My insides turned sour. I wanted so badly to turn and run away. In my peripheral vision, I sensed Papa hovering, wrath emanating from him in palpable waves. Even at my young age, I knew Mama’s words must’ve hurt him, though if anyone had asked me exactly why they did, I wouldn’t have been able to explain it. I groped desperately for the right response. Something that would diffuse this inexplicable, unbearable tension in the room.
“I’m scared of blood,” I said. I don’t know why I said that, aside from the fact that it seemed like a good time to let this secret out. I’d hidden it for so long, ashamed that the child of two doctors could possibly go woozy at the sight of blood.
Mama blinked. Then she cackled while Papa shook his head. She was still laughing even after Papa left the room.

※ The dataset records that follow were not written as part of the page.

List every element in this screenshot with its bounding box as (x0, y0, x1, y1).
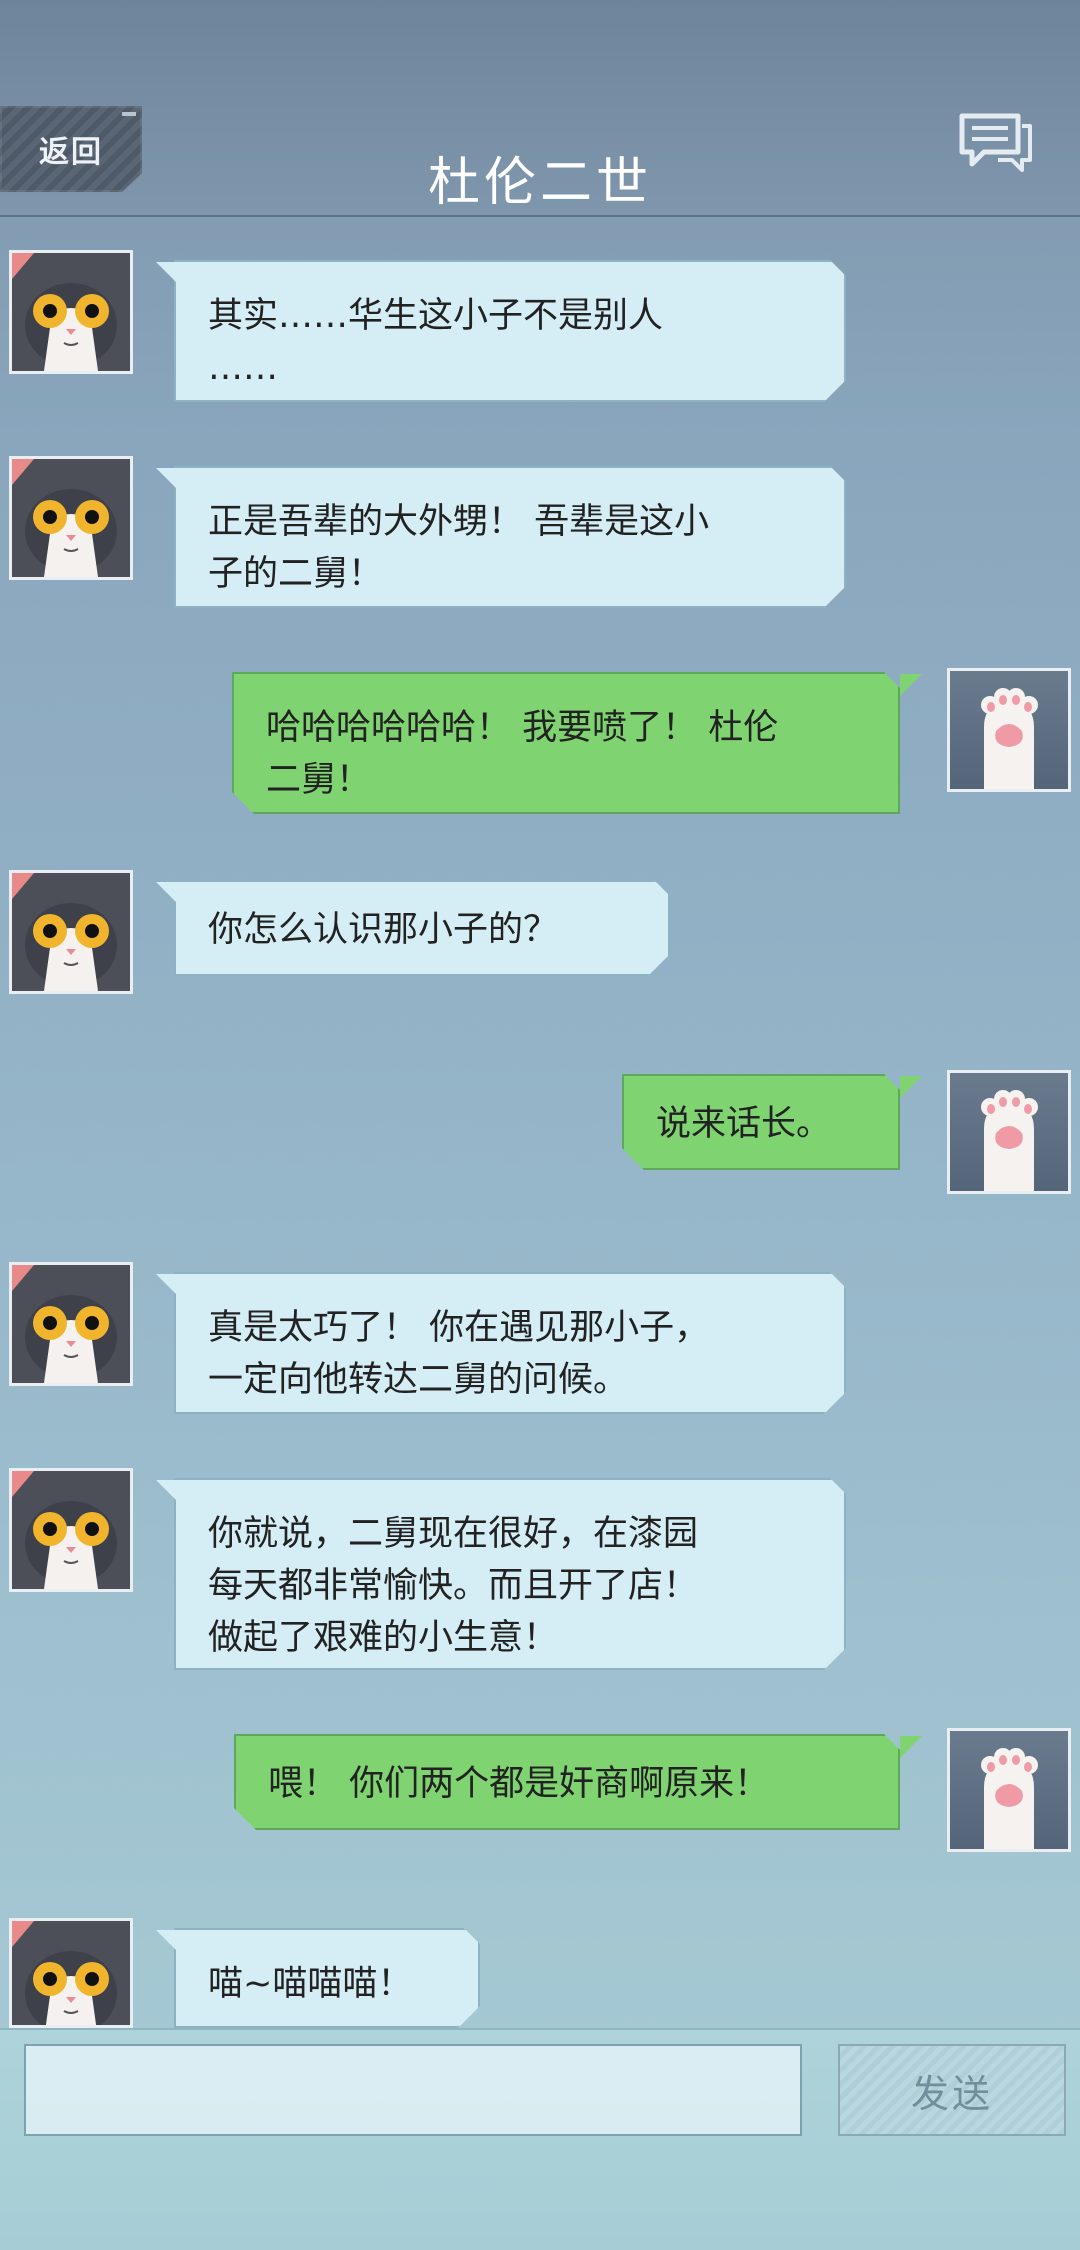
cat-avatar[interactable] (9, 1918, 133, 2028)
cat-face-icon (12, 1265, 130, 1383)
message-bubble: 你就说，二舅现在很好，在漆园 每天都非常愉快。而且开了店！ 做起了艰难的小生意！ (174, 1478, 846, 1670)
message-line: 每天都非常愉快。而且开了店！ (208, 1566, 699, 1606)
cat-avatar[interactable] (9, 456, 133, 580)
cat-face-icon (12, 1921, 130, 2025)
message-bubble: 喵~喵喵喵！ (174, 1928, 480, 2028)
paw-icon (981, 1748, 1038, 1849)
chat-bubbles-icon[interactable] (958, 112, 1034, 172)
message-bubble: 你怎么认识那小子的？ (174, 880, 670, 976)
chat-header: 返回 杜伦二世 (0, 0, 1080, 217)
message-line: 你就说，二舅现在很好，在漆园 (208, 1514, 699, 1554)
cat-avatar[interactable] (9, 870, 133, 994)
message-line: 哈哈哈哈哈哈！ 我要喷了！ 杜伦 (266, 708, 779, 748)
message-bubble: 喂！ 你们两个都是奸商啊原来！ (234, 1734, 900, 1830)
bubble-tail (156, 882, 178, 904)
paw-icon (981, 1090, 1038, 1191)
message-line: 喂！ 你们两个都是奸商啊原来！ (268, 1764, 770, 1804)
bubble-tail (156, 468, 178, 490)
cat-face-icon (12, 1471, 130, 1589)
paw-avatar[interactable] (947, 1070, 1071, 1194)
message-line: 其实……华生这小子不是别人 (208, 296, 664, 336)
message-bubble: 说来话长。 (622, 1074, 900, 1170)
cat-avatar[interactable] (9, 1468, 133, 1592)
message-line: 做起了艰难的小生意！ (208, 1618, 559, 1658)
message-line: 正是吾辈的大外甥！ 吾辈是这小 (208, 502, 710, 542)
message-bubble: 正是吾辈的大外甥！ 吾辈是这小 子的二舅！ (174, 466, 846, 608)
message-line: 说来话长。 (656, 1104, 832, 1144)
bubble-tail (156, 262, 178, 284)
bubble-tail (156, 1930, 178, 1952)
message-input[interactable] (24, 2044, 802, 2136)
message-line: 你怎么认识那小子的？ (208, 910, 559, 950)
message-composer: 发送 (0, 2028, 1080, 2250)
bubble-tail (156, 1480, 178, 1502)
message-bubble: 哈哈哈哈哈哈！ 我要喷了！ 杜伦 二舅！ (232, 672, 900, 814)
bubble-tail (900, 1736, 922, 1758)
paw-avatar[interactable] (947, 668, 1071, 792)
message-bubble: 其实……华生这小子不是别人 …… (174, 260, 846, 402)
paw-avatar[interactable] (947, 1728, 1071, 1852)
message-line: 真是太巧了！ 你在遇见那小子， (208, 1308, 710, 1348)
message-bubble: 真是太巧了！ 你在遇见那小子， 一定向他转达二舅的问候。 (174, 1272, 846, 1414)
bubble-tail (156, 1274, 178, 1296)
message-line: 一定向他转达二舅的问候。 (208, 1360, 629, 1400)
cat-face-icon (12, 873, 130, 991)
cat-avatar[interactable] (9, 1262, 133, 1386)
message-line: 二舅！ (266, 760, 372, 800)
cat-face-icon (12, 459, 130, 577)
send-button[interactable]: 发送 (838, 2044, 1066, 2136)
cat-face-icon (12, 253, 130, 371)
bubble-tail (900, 674, 922, 696)
message-line: 喵~喵喵喵！ (208, 1964, 413, 2004)
page-title: 杜伦二世 (427, 153, 652, 213)
paw-icon (981, 688, 1038, 789)
bubble-tail (900, 1076, 922, 1098)
message-line: …… (208, 348, 278, 388)
message-line: 子的二舅！ (208, 554, 384, 594)
cat-avatar[interactable] (9, 250, 133, 374)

I hope you don’t think my parents were cruel. They had a lot to deal with. And if I’d gone to med school only to find that I’d have close to no patients in my career, I probably would’ve been a lot more bitter than Mama.
• • •
When she was fifteen, Iris was found topless with her boyfriend, so Mama and Papa did the only reasonable thing—they sent her off to California so she wouldn’t have the chance to ruin our family’s reputation back home. She was to live at a group home for Asian students run by a Taiwanese woman. I couldn’t decide whether that sounded awesome or terrifying, and I knewIris felt the same way. The morning she was set to go, her normally brilliant smile was strained.